La réponse est beaucoup moins simple qu’on ne pourrait croire et en tout cas, à l’origine de ce besoin, il n’y a sûrement pas que des raisons purement matérielles, il faut même admettre qu’on est en présence d’un phénomène en partie mystérieux, ou en tout cas qui ne s‘explique pas d’emblée. La preuve en est dans un paradoxe au moins apparent qui est le point de départ du film. Celui-ci s’ouvre en effet sur le célèbre « printemps arabe » de 2011 parfois appelé révolution du jasmin, en hommage à cette fleur qui est comme l’emblème de la Tunisie. Le film en fait un très vibrant éloge, tout à fait enthousiaste et il ne vient pas à l’idée du jeune réalisateur Maki d’en parler comme d’un échec. Mais alors dans ce cas pourquoi ne pas faire confiance à un avenir qui pourrait être proche, et pourquoi ne pas attendre, si possible activement, l’amélioration espérée pour la Tunisie. ? Pourquoi vouloir à toute force la quitter et au péril de sa vie (les migrants n’ignorent rien du danger) au moment où les choses pourraient s’arranger, voire changer complétement comme le dit si bien le mot « révolution ».

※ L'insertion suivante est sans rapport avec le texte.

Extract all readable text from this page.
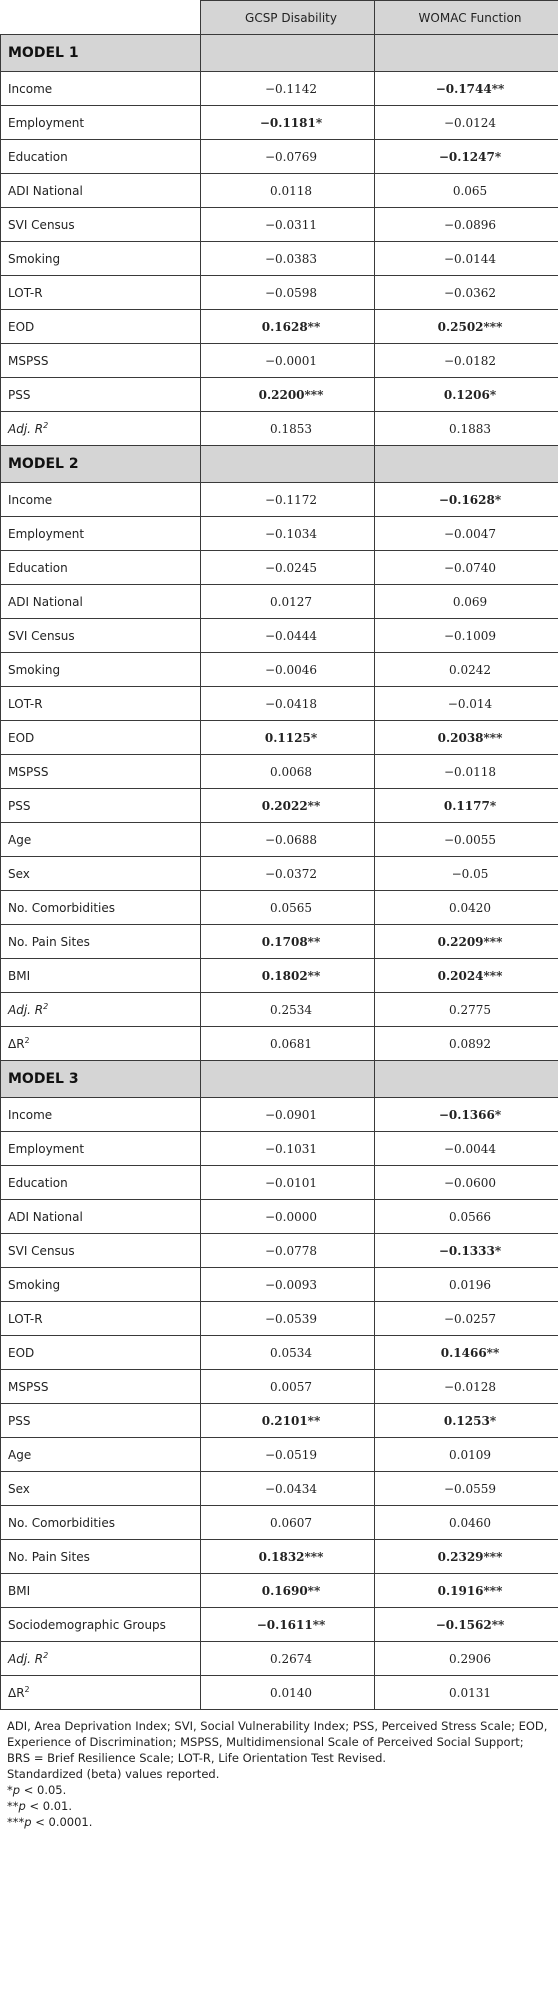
	GCSP Disability	WOMAC Function
MODEL 1		
Income	−0.1142	−0.1744**
Employment	−0.1181*	−0.0124
Education	−0.0769	−0.1247*
ADI National	0.0118	0.065
SVI Census	−0.0311	−0.0896
Smoking	−0.0383	−0.0144
LOT-R	−0.0598	−0.0362
EOD	0.1628**	0.2502***
MSPSS	−0.0001	−0.0182
PSS	0.2200***	0.1206*
Adj. $R^2$	0.1853	0.1883
MODEL 2		
Income	−0.1172	−0.1628*
Employment	−0.1034	−0.0047
Education	−0.0245	−0.0740
ADI National	0.0127	0.069
SVI Census	−0.0444	−0.1009
Smoking	−0.0046	0.0242
LOT-R	−0.0418	−0.014
EOD	0.1125*	0.2038***
MSPSS	0.0068	−0.0118
PSS	0.2022**	0.1177*
Age	−0.0688	−0.0055
Sex	−0.0372	−0.05
No. Comorbidities	0.0565	0.0420
No. Pain Sites	0.1708**	0.2209***
BMI	0.1802**	0.2024***
Adj. $R^2$	0.2534	0.2775
$\Delta R^2$	0.0681	0.0892
MODEL 3		
Income	−0.0901	−0.1366*
Employment	−0.1031	−0.0044
Education	−0.0101	−0.0600
ADI National	−0.0000	0.0566
SVI Census	−0.0778	−0.1333*
Smoking	−0.0093	0.0196
LOT-R	−0.0539	−0.0257
EOD	0.0534	0.1466**
MSPSS	0.0057	−0.0128
PSS	0.2101**	0.1253*
Age	−0.0519	0.0109
Sex	−0.0434	−0.0559
No. Comorbidities	0.0607	0.0460
No. Pain Sites	0.1832***	0.2329***
BMI	0.1690**	0.1916***
Sociodemographic Groups	−0.1611**	−0.1562**
Adj. $R^2$	0.2674	0.2906
$\Delta R^2$	0.0140	0.0131

ADI, Area Deprivation Index; SVI, Social Vulnerability Index; PSS, Perceived Stress Scale; EOD, Experience of Discrimination; MSPSS, Multidimensional Scale of Perceived Social Support; BRS = Brief Resilience Scale; LOT-R, Life Orientation Test Revised.

Standardized (beta) values reported.

*p < 0.05.

**p < 0.01.

***p < 0.0001.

En fait, si logique il y a, elle est tout à fait autre et repose entièrement sur le mot « liberté ». Pour des jeunes gens comme Maki, les deux mots, révolution et liberté, sont à peu près équivalents, et le mot liberté lui-même signifie principalement liberté de mouvement, liberté de déplacement, libre circulation et possibilité d’aller où l’on veut, en tout cas hors de la Tunisie. Sitôt que Ben Ali est renversé, c’est donc comme si le signal de départ était donné, et c’est une véritable frénésie qui s’empare des aspirants à la migration.

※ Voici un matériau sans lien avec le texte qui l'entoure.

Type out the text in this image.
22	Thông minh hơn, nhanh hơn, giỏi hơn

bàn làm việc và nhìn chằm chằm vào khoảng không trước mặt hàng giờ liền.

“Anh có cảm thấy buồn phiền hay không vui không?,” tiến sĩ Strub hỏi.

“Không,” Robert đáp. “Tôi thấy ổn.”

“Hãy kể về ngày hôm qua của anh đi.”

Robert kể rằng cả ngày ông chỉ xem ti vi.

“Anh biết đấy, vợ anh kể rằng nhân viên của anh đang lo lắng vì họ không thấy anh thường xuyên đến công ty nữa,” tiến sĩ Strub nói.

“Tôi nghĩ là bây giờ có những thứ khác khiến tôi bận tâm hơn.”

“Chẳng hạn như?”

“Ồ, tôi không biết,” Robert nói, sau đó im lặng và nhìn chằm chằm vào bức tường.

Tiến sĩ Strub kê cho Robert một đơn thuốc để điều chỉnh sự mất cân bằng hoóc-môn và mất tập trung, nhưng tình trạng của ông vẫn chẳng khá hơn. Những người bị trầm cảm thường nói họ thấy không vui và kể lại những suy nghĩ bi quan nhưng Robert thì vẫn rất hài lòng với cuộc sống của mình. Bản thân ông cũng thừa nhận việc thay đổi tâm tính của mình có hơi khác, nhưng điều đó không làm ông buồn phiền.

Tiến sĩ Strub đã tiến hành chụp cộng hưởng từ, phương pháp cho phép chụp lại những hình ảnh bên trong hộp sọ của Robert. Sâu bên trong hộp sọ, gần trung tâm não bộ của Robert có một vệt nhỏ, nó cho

Autre paradoxe au moins apparent : les jeunes Tunisiens comme Maki ne sont pas misérables ni sans travail ni sans aucune ressource : il est lui-même guide pour touristes à Zarzis dans le sud de la Tunisie(au sud-est de l’île de Djerba) , et même s’il explique à un moment donné que ce métier lui rapporte ou lui rapportait bien peu, il reconnaît que c’est tout de même un moyen de contribuer au budget familial qui comporte plusieurs sources de revenus, un peu de culture, la récolte des olives, un peu d’élevage qui fournit la viande et le lait, et surtout la pêche, dont il ne nous est pas dit qu’elle est en régression. Par ailleurs Maki ne fait pas du tout état de difficultés familiales qui pourraient expliquer sa volonté de partir.
En revanche ce qui attend les jeunes migrants au terme de leur voyage éreintant et dangereux, lorsqu’enfin ils atteignent Paris, se présente sous le jour le plus sinistre et dissuasif, aucun lieu où loger, aucun travail envisageable, pas un sou en poche, et un accueil ou plutôt un non-accueil tout à fait démoralisant, aussi bien de la part d’anciens touristes venus en Tunisie que de celle de Tunisiens de Paris sur lesquels leurs compatriotes croyaient pouvoir compter. Le risque est grand de tomber dans la délinquance ou dans la clochardisation. Et en dépit d’efforts absolument considérables pour obtenir des papiers, ce qui ne serait d’ailleurs qu’une toute première étape en vue d’un mode de vie moins précaire, la situation de ces garçons semble bloquée.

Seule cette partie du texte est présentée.